Developing more effective treatments for breast cancer
Target Validation & DNA Damage group
Professors Chris Lord and Andrew Tutt are combining their expertise to improve the effectiveness of drugs called PARP inhibitors. They also want to find new ways to treat breast cancers with changes in the BRCA genes, triple negative breast cancers, and lobular breast cancers.
In this section
What’s the challenge?
Thanks to research, more people are surviving breast cancer than ever before. But the challenge is far from over. There are still too few treatments, and current treatments are not effective for all breast cancers.
We urgently need new and better ways to treat breast cancer – giving more people more precious time to live.
Our teams have come together to answer some of the vital questions in breast cancer research. Using our shared expertise, we hope to improve PARP inhibitors so that more people can benefit from this life-saving drug. And we aim to find new ways to treat triple negative and lobular breast cancer. Ultimately, we want to find weaknesses in breast cancer that can lead to more effective treatments.
Professor Andrew Tutt
The science behind the research
Changes in breast cancer’s genes can help the cancer to grow and spread. But sometimes, these changes can be hidden weaknesses that, when we use drugs to target them, can destroy the cancer cell.
Chris and Andrew are experts in finding, and targeting, weaknesses in breast cancers. They aim to use their knowledge to improve current treatments and find new ones for people with breast cancer.
What projects are the team working on?
Chris, Andrew and their team are focusing on 4 main projects:
- Understanding and overcoming resistance to PARP inhibitors
Changes in the BRCA1 and BRCA2 genes help breast cancer cells to survive. At the same time, these changes also cause weaknesses in cancer cells. One of these weaknesses means that breast cancer cells with BRCA1 or BRCA2 alterations can be killed using drugs called PARP inhibitors.
PARP inhibitor treatment can be lifesaving, but not all tumours respond. This is because some breast cancer cells are resistant to the drug. The team previously found a genetic change in 60% of breast cancers that are resistant – so they’re now investigating ways to target this change with other treatments.
They also want to understand what else causes resistance to PARP inhibitors, and why it can happen in early breast cancer. And they want to investigate how treatment responses vary between types of breast cancer with changes in the BRCA genes.
In the future, this project could lead to new ways to overcome breast cancer’s resistance to PARP inhibitors.
Part of this work, with a particular focus on triple negative breast cancers that don’t respond to treatments given before surgery, is carried out at the Breast Cancer Now Research Unit at King’s College London. To do this they will study samples from people with breast cancer as well as mice. - Understanding how turning off the BRCA1 gene changes triple negative breast cancers
Some people develop breast cancer not because they have inherited a change in the BRCA1 gene, but because the BRCA1 gene has been turned off. Although PARP inhibitors are now used to treat women with changes in BRCA1 or BRCA2, we don’t yet have a treatment that is effective in women with BRCA1 that has been turned off, particularly those that develop a type of breast cancer called triple negative breast cancer.

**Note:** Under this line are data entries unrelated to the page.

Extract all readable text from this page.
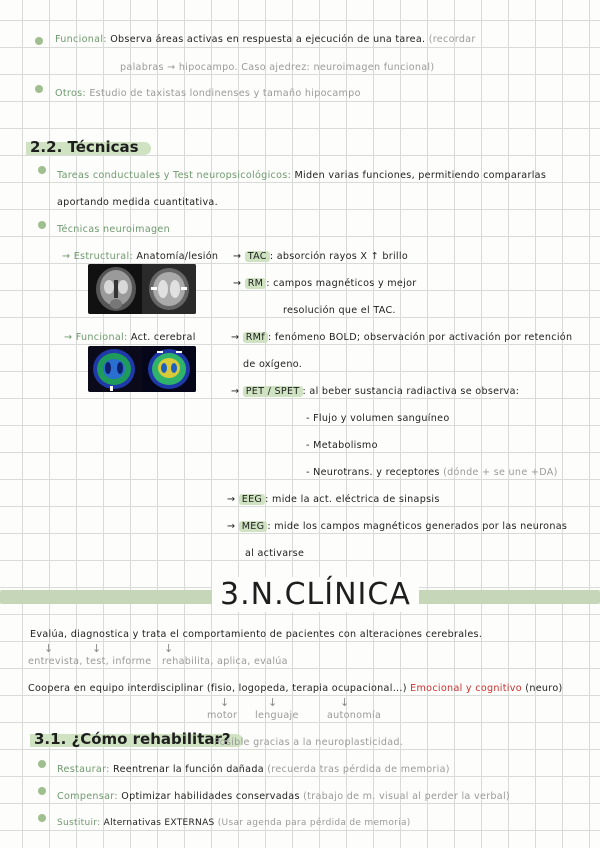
Funcional: Observa áreas activas en respuesta a ejecución de una tarea. (recordar
palabras → hipocampo. Caso ajedrez: neuroimagen funcional)
Otros: Estudio de taxistas londinenses y tamaño hipocampo
2.2. Técnicas
Tareas conductuales y Test neuropsicológicos: Miden varias funciones, permitiendo compararlas
aportando medida cuantitativa.
Técnicas neuroimagen
→ Estructural: Anatomía/lesión → TAC : absorción rayos X ↑ brillo
→ RM : campos magnéticos y mejor
resolución que el TAC.
→ Funcional: Act. cerebral	→ RMf : fenómeno BOLD; observación por activación por retención
de oxígeno.
→ PET / SPET : al beber sustancia radiactiva se observa:
- Flujo y volumen sanguíneo
- Metabolismo
- Neurotrans. y receptores (dónde + se une +DA)
→ EEG : mide la act. eléctrica de sinapsis
→ MEG : mide los campos magnéticos generados por las neuronas
al activarse
3.N.CLÍNICA
Evalúa, diagnostica y trata el comportamiento de pacientes con alteraciones cerebrales.
↓	↓	↓
entrevista, test, informe rehabilita, aplica, evalúa
Coopera en equipo interdisciplinar (fisio, logopeda, terapia ocupacional...) Emocional y cognitivo (neuro)
↓	↓	↓
motor lenguaje	autonomía
3.1. ¿Cómo rehabilitar?
Posible gracias a la neuroplasticidad.
Restaurar: Reentrenar la función dañada (recuerda tras pérdida de memoria)
Compensar: Optimizar habilidades conservadas (trabajo de m. visual al perder la verbal)
Sustituir: Alternativas EXTERNAS (Usar agenda para pérdida de memoria)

Chris and Andrew are trying to understand why some people with this kind of breast cancer respond well to treatment, while others do not. They will then use this information to improve the effectiveness of treatments for people with BRCA1 gene that has turned off.
Part of this work, with a particular focus on triple negative breast cancers that don’t respond to treatments given before surgery, is carried out at the Breast Cancer Now Research Unit at King’s College London. - Targeting HORMAD1 to treat more triple negative breast cancers
More than half of triple negative breast cancers have an overactive gene called HORMAD1. The team previously found that this is a weakness of breast cancer that could be exploited, just like BRCA1 or BRCA2 changes.
They’re now investigating breast cancer cells in the lab and mice to understand which drugs could be used to target these breast cancer cells by causing a lethal level of DNA damage.
This could lead to new ways to treat triple negative breast cancer, which currently has fewer targeted treatments than other types. - Finding better treatments for secondary lobular breast cancer
Invasive lobular breast cancer accounts for approximately 15% of all breast cancers. And they tend to be oestrogen receptor positive. Sometimes, lobular breast cancers don’t respond as well to some treatments – so we need to find better ways to treat it.
Chris and Andrew are investigating if they can use drugs against newly-found weaknesses in lobular breast cancer.
This research is part of the Lobular Initiative at our research centre. It’s a collaborative project that aims to understand lobular breast cancer more and find better treatments for it.
What difference will this research make?
Andrew is an expert in taking findings from the lab into clinical trials, and Chris brings expertise in cutting-edge lab-based genetic research. With their long-term understanding of the biology of breast cancer, their research could lead to new and better ways to treat breast cancers that are currently harder to treat. This will allow more people to benefit from their groundbreaking research.
How many people could this research help?
This research could help thousands. Every year in the UK, there are 1,375 women that are diagnosed with breast cancer caused by changes in the BRCA gene, 8,000 people are diagnosed with triple negative breast cancer, and 8,250 with lobular breast cancer.